Les débuts de la CGT étaient tout autres : ses premiers militants cherchaient le contact avec les prolétaires du monde entier pour mener ensemble la lutte ouvrière, déclencher des grèves, s’organiser en comités de grève. Ainsi ils ont obtenu la journée de huit heures au lieu de 12 ou 10, les congés payés, la sécurité sociale, la retraite à 60 ans. Ces premiers combattants savaient la nécessité de construire un parti du prolétariat, communiste, pour que les travailleurs prennent le pouvoir.

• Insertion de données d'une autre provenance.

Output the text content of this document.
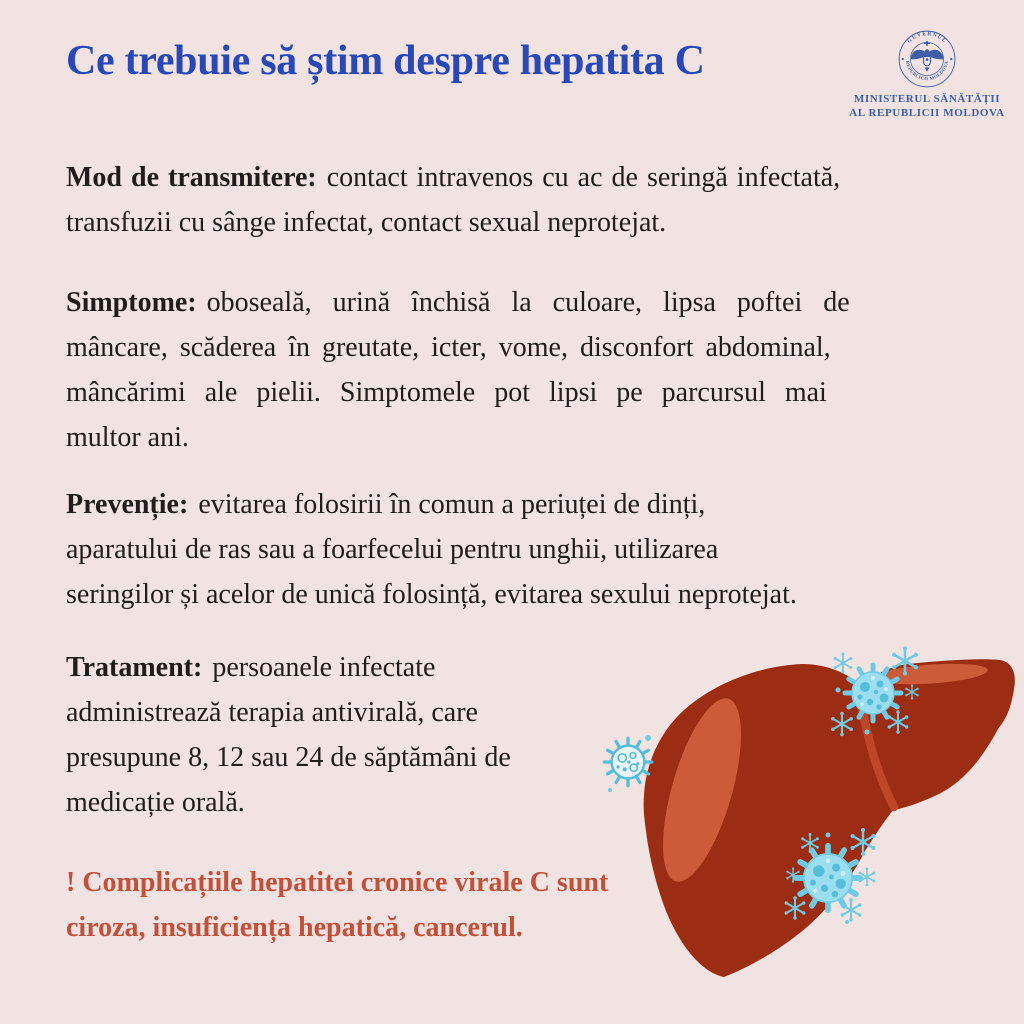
Ce trebuie să știm despre hepatita C	GUVERNUL
REPUBLICII MOLDOVA
MINISTERUL SĂNĂTĂȚII
AL REPUBLICII MOLDOVA
Mod de transmitere: contact intravenos cu ac de seringă infectată,
transfuzii cu sânge infectat, contact sexual neprotejat.
Simptome: oboseală, urină închisă la culoare, lipsa poftei de
mâncare, scăderea în greutate, icter, vome, disconfort abdominal,
mâncărimi ale pielii. Simptomele pot lipsi pe parcursul mai
multor ani.
Prevenție: evitarea folosirii în comun a periuței de dinți,
aparatului de ras sau a foarfecelui pentru unghii, utilizarea
seringilor și acelor de unică folosință, evitarea sexului neprotejat.
Tratament: persoanele infectate
administrează terapia antivirală, care
presupune 8, 12 sau 24 de săptămâni de
medicație orală.
! Complicațiile hepatitei cronice virale C sunt
ciroza, insuficiența hepatică, cancerul.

L’événement au 53è congrès de la CGT a été l’élection de Sophie Binet. Une autre militante, Marie Buisson, candidate proposée par Martinez, n’a pas été retenue par les militants. Un travailleur, Laurent Mateu, a vu sa candidature rejetée car « ne répondant pas aux règlements de la CGT ». Sur le site de la CGT, les commentaires de nombreux militants regrettent cette décision, il apparaissait comme un travailleur du rang, très combatif.

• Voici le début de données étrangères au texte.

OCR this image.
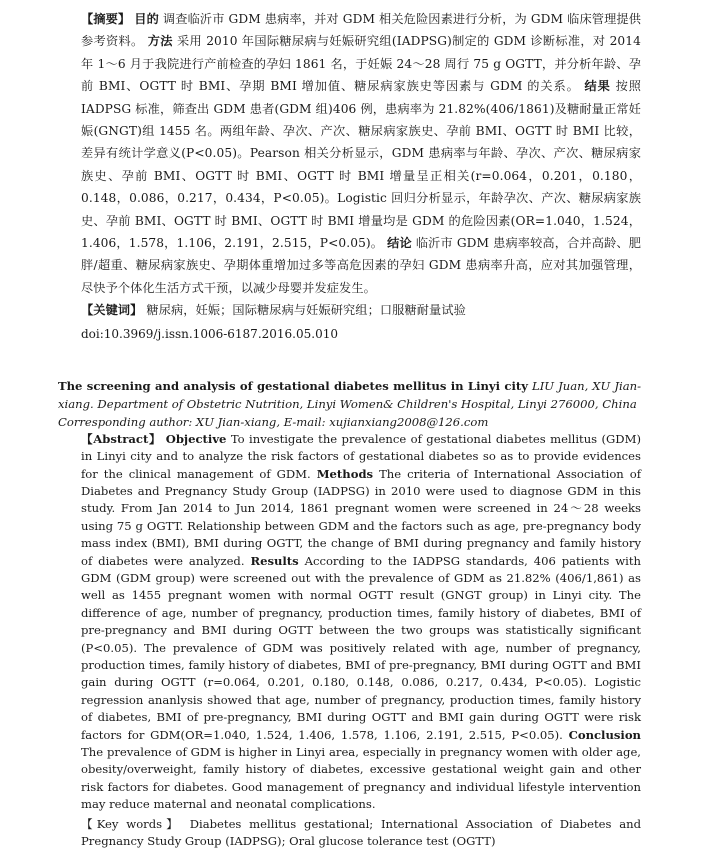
【摘要】 目的 调查临沂市 GDM 患病率，并对 GDM 相关危险因素进行分析，为 GDM 临床管理提供参考资料。 方法 采用 2010 年国际糖尿病与妊娠研究组(IADPSG)制定的 GDM 诊断标准，对 2014 年 1～6 月于我院进行产前检查的孕妇 1861 名，于妊娠 24～28 周行 75 g OGTT，并分析年龄、孕前 BMI、OGTT 时 BMI、孕期 BMI 增加值、糖尿病家族史等因素与 GDM 的关系。 结果 按照 IADPSG 标准，筛查出 GDM 患者(GDM 组)406 例，患病率为 21.82%(406/1861)及糖耐量正常妊娠(GNGT)组 1455 名。两组年龄、孕次、产次、糖尿病家族史、孕前 BMI、OGTT 时 BMI 比较，差异有统计学意义(P<0.05)。Pearson 相关分析显示，GDM 患病率与年龄、孕次、产次、糖尿病家族史、孕前 BMI、OGTT 时 BMI、OGTT 时 BMI 增量呈正相关(r=0.064，0.201，0.180，0.148，0.086，0.217，0.434，P<0.05)。Logistic 回归分析显示，年龄孕次、产次、糖尿病家族史、孕前 BMI、OGTT 时 BMI、OGTT 时 BMI 增量均是 GDM 的危险因素(OR=1.040，1.524，1.406，1.578，1.106，2.191，2.515，P<0.05)。 结论 临沂市 GDM 患病率较高，合并高龄、肥胖/超重、糖尿病家族史、孕期体重增加过多等高危因素的孕妇 GDM 患病率升高，应对其加强管理，尽快予个体化生活方式干预，以减少母婴并发症发生。
【关键词】 糖尿病，妊娠；国际糖尿病与妊娠研究组；口服糖耐量试验
doi:10.3969/j.issn.1006-6187.2016.05.010
The screening and analysis of gestational diabetes mellitus in Linyi city LIU Juan, XU Jian-xiang. Department of Obstetric Nutrition, Linyi Women& Children's Hospital, Linyi 276000, China
Corresponding author: XU Jian-xiang, E-mail: xujianxiang2008@126.com
【Abstract】 Objective To investigate the prevalence of gestational diabetes mellitus (GDM) in Linyi city and to analyze the risk factors of gestational diabetes so as to provide evidences for the clinical management of GDM. Methods The criteria of International Association of Diabetes and Pregnancy Study Group (IADPSG) in 2010 were used to diagnose GDM in this study. From Jan 2014 to Jun 2014, 1861 pregnant women were screened in 24～28 weeks using 75 g OGTT. Relationship between GDM and the factors such as age, pre-pregnancy body mass index (BMI), BMI during OGTT, the change of BMI during pregnancy and family history of diabetes were analyzed. Results According to the IADPSG standards, 406 patients with GDM (GDM group) were screened out with the prevalence of GDM as 21.82% (406/1,861) as well as 1455 pregnant women with normal OGTT result (GNGT group) in Linyi city. The difference of age, number of pregnancy, production times, family history of diabetes, BMI of pre-pregnancy and BMI during OGTT between the two groups was statistically significant (P<0.05). The prevalence of GDM was positively related with age, number of pregnancy, production times, family history of diabetes, BMI of pre-pregnancy, BMI during OGTT and BMI gain during OGTT (r=0.064, 0.201, 0.180, 0.148, 0.086, 0.217, 0.434, P<0.05). Logistic regression ananlysis showed that age, number of pregnancy, production times, family history of diabetes, BMI of pre-pregnancy, BMI during OGTT and BMI gain during OGTT were risk factors for GDM(OR=1.040, 1.524, 1.406, 1.578, 1.106, 2.191, 2.515, P<0.05). Conclusion The prevalence of GDM is higher in Linyi area, especially in pregnancy women with older age, obesity/overweight, family history of diabetes, excessive gestational weight gain and other risk factors for diabetes. Good management of pregnancy and individual lifestyle intervention may reduce maternal and neonatal complications.
【Key words】 Diabetes mellitus gestational; International Association of Diabetes and Pregnancy Study Group (IADPSG); Oral glucose tolerance test (OGTT)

Autour de la nouvelle élue, les commentaires vont de l’enthousiasme à la colère. Sophie Binet, 41 ans, était responsable de la Fédération des cadres à la CGT – fait critiqué par les ouvriers. Elle a milité à l’UNEF, syndicat étudiant, au Parti socialiste et serait proche des idées de Martinez, jugé plutôt modéré. Face à la situation, elle annonce la décision de se rendre au rendez-vous de la première ministre, mais avec la direction de la CGT, avec les autres syndicats et pour « exiger le retrait de la réforme pour les retraites » : plutôt adapté à la lutte actuelle ! Elle pose aussi le problème de la syndicalisation des travailleurs précaires, sous-payés, de plus en plus nombreux depuis quelques années. Elle prévoit de mener un combat pour les problèmes des femmes qu’elle mène déjà. Elle parle aussi de lier la lutte sociale, grèves, à la lutte pour l’environnement.
Les syndicats actuels, malgré les apparences, ne font plus peur à la bourgeoisie et à ses serviteurs politiques. Ils sont le plus souvent un intermédiaire pour le grand patronat pour qui « le dialogue social » sert à tromper les travailleurs. Et beaucoup de chefs syndicaux jouent ce jeu-là.
Pour les militants révolutionnaires communistes, il y a certes nécessité de militer dans les syndicats parmi des milliers de travailleurs. Mais en concevant le syndicat, comme disait Lénine, comme « l’école de la révolution » et non pas comme une sorte d’organisme chargé de faire passer les mesures anti ouvrières du grand patronat. Parfois même les dirigeants syndicaux agissent comme une police au sein de la classe ouvrière pour faire accepter les lois anti ouvrières. Par contre, le syndicat vu comme une école de la révolution devrait préparer des cadres ouvriers révolutionnaires et le plus possible d’ouvriers révolutionnaires pour renverser le système d’oppression capitaliste et non pas s’en accommoder. Seuls des partis ouvriers révolutionnaires puissants permettront la révolution ouvrière pour abattre le système capitaliste porteur de guerres et de catastrophes infinies pour les masses ouvrières. Que les grèves et les luttes actuelles fassent revivre la conscience de classe des travailleurs et elles seront un pas supplémentaire vers la conscience révolutionnaire émancipatrice des travailleurs et de l’ensemble de l’humanité.